New Zealand’s meat processing sector will need more time if it is to meet proposed targets for renewable energy, says the Meat Industry Association (MIA).
14 April 2020 Sirma Karapeeva, Chief Executive of the MIA, said the vast cost of converting coal-fired boilers to alternative heating by the proposed deadline of 2030 would place huge pressure on an industry that is already facing significant headwinds.
If the proposals go ahead in their current form, the sector would not be able to absorb the estimated $80 million capital cost of converting to direct electric, heat pump or biomass options in such a short time frame.
The MIA outlines the challenges facing the sector in its submission on the Government’s Discussion Document on Accelerating Renewable Energy and Energy Efficiency.
“Many of the proposals are inherently unfair, will potentially damage New Zealand’s largest manufacturing sector and be counter-productive to the Government’s own emission-reduction goals,” said Ms Karapeeva.
“While we support the Government’s ambition to reduce New Zealand’s emissions, any approach must be applied fairly.
“Food processors with low-temperature boilers are being asked to stop using coal within 10 years while the rest of the economy gets 30 years to move from fossil fuels – and even then, their carbon emissions can be offset.
“Natural gas is not available in the South Island where there are a large number of processing operations. A total coal ban would incur very significant costs in the industry.
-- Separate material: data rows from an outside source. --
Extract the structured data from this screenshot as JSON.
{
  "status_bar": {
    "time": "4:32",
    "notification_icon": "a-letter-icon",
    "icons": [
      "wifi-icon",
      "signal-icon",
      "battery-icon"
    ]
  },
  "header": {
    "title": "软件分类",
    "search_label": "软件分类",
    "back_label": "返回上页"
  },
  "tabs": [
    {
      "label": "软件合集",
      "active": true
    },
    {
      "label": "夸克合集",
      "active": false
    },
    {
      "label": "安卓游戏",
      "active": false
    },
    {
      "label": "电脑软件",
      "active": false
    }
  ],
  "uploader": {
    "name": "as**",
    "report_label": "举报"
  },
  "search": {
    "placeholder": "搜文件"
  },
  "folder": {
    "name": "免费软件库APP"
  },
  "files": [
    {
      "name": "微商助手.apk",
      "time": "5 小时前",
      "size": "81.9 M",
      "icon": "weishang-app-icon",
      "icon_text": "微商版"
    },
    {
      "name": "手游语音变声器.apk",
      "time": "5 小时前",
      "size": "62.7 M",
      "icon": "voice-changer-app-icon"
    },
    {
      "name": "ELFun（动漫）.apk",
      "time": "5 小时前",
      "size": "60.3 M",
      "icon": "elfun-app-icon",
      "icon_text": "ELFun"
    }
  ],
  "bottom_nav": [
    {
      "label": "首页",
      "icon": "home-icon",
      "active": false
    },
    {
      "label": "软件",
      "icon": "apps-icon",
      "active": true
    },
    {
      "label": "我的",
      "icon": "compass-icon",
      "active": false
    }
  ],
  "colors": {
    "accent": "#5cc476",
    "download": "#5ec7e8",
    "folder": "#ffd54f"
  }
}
“A phase-out of all low temperature coal-fired boilers by 2030 would be extremely challenging and the rapid timeframe may prevent the adoption of the best long term solutions. The purpose of the policy is to reduce emissions, rather than a complete ban.
“In their current form, the proposals are an unnecessarily blunt instrument that may have perverse consequences. Our recommendation is that the ban is on all coal-fired boilers where the emissions are not significantly reduced.
“MIA generally supports policies to achieve gross reductions on CO2 emissions, but the policies should be based on robust economic analysis.
“Given that meat processors are being asked to phase down all low-temperature coal-fired boilers by 2030, and do more than other parts of the economy, then it would be only right that processors are treated fairly in making this challenging transition.”